Se você é pai ou mãe, simplesmente deseja que seu filho cresça em sua terra natal, que aprenda sobre suas raízes, sua história e sua identidade. Você quer protegê-lo, mas, às vezes, o simples fato de viver no lugar onde ele nasceu parece arriscado.
Se você é um refugiado, não sabe quando os soldados entrarão no seu campo. Você não sabe se eles invadirão sua casa, se prenderão alguém da sua família, se alguém que você ama será ferido ou morto.
Se você é palestino, vive todos os dias diante de uma escolha que nenhum ser humano deveria ser forçado a fazer. Permanecer em sua terra natal significa preservar suas raízes, a memória de seus pais e avós, continuar a chamar de lar o lugar onde nasceu. Mas ficar pode significar viver com medo, arriscar-se à prisão, à violência, à privação de liberdade ou até mesmo ser rotulado como terrorista simplesmente por escolher não deixar sua casa.
A outra opção é partir. Partir da sua terra natal, construir uma vida em outro lugar, mas carregar no coração uma nostalgia que nunca deixa de doer. Significa testemunhar de longe a lenta perda da sua terra natal, ver os seus lugares mudarem sem poder defendê-los, sentir que o que faz parte da sua história está sendo tirado de você enquanto o mundo escolhe o silêncio e a indiferença.

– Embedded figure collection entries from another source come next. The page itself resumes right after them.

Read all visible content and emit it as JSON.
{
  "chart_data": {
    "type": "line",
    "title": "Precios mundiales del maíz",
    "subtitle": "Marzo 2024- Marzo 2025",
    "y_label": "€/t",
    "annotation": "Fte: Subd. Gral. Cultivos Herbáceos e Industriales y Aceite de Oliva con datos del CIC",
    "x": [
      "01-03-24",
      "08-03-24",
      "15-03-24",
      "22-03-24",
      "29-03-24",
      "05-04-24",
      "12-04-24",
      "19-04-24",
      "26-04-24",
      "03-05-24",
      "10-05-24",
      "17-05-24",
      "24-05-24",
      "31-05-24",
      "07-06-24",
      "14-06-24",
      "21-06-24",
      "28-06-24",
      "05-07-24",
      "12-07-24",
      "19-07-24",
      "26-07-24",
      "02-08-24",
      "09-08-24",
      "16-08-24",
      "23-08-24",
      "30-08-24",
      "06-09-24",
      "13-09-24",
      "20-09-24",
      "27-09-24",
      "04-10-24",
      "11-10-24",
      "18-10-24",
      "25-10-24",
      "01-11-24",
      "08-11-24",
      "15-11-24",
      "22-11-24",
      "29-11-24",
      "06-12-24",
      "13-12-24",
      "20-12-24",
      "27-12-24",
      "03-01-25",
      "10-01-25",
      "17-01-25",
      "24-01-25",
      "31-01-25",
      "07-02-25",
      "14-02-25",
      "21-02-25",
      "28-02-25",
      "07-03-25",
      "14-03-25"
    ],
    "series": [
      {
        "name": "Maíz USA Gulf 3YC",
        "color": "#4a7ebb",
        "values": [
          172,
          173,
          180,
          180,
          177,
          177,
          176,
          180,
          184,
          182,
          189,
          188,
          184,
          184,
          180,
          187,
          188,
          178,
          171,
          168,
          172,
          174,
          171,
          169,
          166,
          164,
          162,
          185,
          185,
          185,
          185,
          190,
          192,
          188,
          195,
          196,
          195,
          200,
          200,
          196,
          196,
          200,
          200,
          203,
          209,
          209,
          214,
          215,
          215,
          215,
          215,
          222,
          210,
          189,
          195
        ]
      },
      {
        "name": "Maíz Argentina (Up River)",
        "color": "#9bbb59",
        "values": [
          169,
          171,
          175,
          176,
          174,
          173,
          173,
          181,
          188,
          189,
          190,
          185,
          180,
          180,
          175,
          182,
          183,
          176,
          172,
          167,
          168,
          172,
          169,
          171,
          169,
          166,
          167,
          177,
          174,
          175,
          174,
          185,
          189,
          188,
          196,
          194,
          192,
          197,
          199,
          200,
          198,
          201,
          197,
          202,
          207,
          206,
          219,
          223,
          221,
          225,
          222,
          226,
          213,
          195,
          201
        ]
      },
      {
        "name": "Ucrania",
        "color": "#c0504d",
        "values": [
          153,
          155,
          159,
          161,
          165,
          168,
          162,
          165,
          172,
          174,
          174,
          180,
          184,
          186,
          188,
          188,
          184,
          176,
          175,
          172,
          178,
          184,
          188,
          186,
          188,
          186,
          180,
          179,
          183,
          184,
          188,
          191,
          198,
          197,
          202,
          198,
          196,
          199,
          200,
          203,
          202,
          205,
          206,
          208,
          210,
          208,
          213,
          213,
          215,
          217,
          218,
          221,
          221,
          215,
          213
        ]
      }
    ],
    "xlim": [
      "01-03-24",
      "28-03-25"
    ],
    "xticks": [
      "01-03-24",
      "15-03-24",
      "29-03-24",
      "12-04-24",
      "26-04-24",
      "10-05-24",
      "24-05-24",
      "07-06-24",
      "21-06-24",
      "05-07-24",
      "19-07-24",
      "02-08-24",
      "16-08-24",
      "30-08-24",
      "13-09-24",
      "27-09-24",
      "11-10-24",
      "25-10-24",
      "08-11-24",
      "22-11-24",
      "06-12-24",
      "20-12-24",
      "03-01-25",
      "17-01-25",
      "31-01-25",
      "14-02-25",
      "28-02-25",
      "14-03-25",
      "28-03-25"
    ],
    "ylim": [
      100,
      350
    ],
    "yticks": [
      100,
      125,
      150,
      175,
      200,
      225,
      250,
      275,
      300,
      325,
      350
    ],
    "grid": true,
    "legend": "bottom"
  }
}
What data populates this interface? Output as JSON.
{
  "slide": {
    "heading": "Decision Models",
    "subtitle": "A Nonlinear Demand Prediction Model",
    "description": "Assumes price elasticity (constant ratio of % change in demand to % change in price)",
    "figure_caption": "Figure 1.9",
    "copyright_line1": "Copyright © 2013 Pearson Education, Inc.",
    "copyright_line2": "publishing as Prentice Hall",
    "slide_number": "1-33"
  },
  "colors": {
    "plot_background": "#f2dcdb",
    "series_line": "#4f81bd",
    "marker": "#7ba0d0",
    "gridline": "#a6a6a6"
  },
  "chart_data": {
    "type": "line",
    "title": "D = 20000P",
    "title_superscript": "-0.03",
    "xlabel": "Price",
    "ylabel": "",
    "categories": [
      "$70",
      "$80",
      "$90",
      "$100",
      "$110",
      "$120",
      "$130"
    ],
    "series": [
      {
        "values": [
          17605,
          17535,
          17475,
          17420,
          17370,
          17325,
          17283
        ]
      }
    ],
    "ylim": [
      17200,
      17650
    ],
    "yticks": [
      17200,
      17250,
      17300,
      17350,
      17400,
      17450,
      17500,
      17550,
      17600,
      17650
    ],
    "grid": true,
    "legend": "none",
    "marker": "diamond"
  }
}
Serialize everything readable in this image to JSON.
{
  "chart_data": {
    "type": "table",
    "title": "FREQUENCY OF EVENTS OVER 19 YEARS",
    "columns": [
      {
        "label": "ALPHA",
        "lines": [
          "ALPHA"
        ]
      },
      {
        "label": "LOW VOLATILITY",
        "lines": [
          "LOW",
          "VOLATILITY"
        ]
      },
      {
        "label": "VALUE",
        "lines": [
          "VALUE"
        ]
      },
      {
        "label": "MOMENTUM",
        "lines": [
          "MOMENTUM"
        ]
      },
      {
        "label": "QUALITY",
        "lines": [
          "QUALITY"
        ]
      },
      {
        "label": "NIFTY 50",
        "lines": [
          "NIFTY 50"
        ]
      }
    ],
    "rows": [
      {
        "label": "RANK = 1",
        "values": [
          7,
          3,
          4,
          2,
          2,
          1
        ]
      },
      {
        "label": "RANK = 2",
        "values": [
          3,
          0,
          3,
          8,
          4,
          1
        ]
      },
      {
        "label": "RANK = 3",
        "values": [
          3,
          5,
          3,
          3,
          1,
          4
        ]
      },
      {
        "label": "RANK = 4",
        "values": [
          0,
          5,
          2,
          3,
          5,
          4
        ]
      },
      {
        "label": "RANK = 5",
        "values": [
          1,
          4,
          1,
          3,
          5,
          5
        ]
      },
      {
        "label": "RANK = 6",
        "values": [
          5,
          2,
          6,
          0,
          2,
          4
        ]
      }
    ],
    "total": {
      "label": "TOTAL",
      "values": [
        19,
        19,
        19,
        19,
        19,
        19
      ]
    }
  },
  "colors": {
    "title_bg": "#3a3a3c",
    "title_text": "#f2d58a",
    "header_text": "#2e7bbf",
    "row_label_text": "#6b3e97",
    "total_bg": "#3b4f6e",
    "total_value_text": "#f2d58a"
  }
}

E se algo lhe acontecer nas mãos de soldados ou colonos, muitas vezes não há a quem recorrer. Não há autoridade para o proteger. Não há polícia para intervir. Fica sozinho. E essa solidão pesa tanto quanto o medo.
Na Cisjordânia, independentemente da sua origem, é difícil acordar e simplesmente pensar na sua vida. O que parece normal em outros lugares: ir à escola, trabalhar, planejar uma viagem, planejar o futuro dos filhos, viver sem medo... aqui, é um privilégio.
O peso dos nossos problemas, as dificuldades da vida diária, são problemas reais que afetam a todos. Mas tentemos, por um momento, imaginar ter que enfrentar tudo isso também: a incerteza, o medo, os controles, a possibilidade de que cada dia possa ser virado de cabeça para baixo por algo fora do nosso controle.
É por isso que não podemos deixar o povo palestino sozinho.
Recordar o que tantas famílias vivenciam diariamente significa rejeitar a indiferença. Porque não pode nascer a paz se a dor de um povo for esquecida.
Oremos para que cada homem, mulher e criança possa viver com a mesma dignidade, liberdade e segurança que desejamos para nós mesmos. E peçamos ao Senhor que nos faça também construtores de uma paz fundada na justiça, na verdade e no reconhecimento da dignidade de cada pessoa.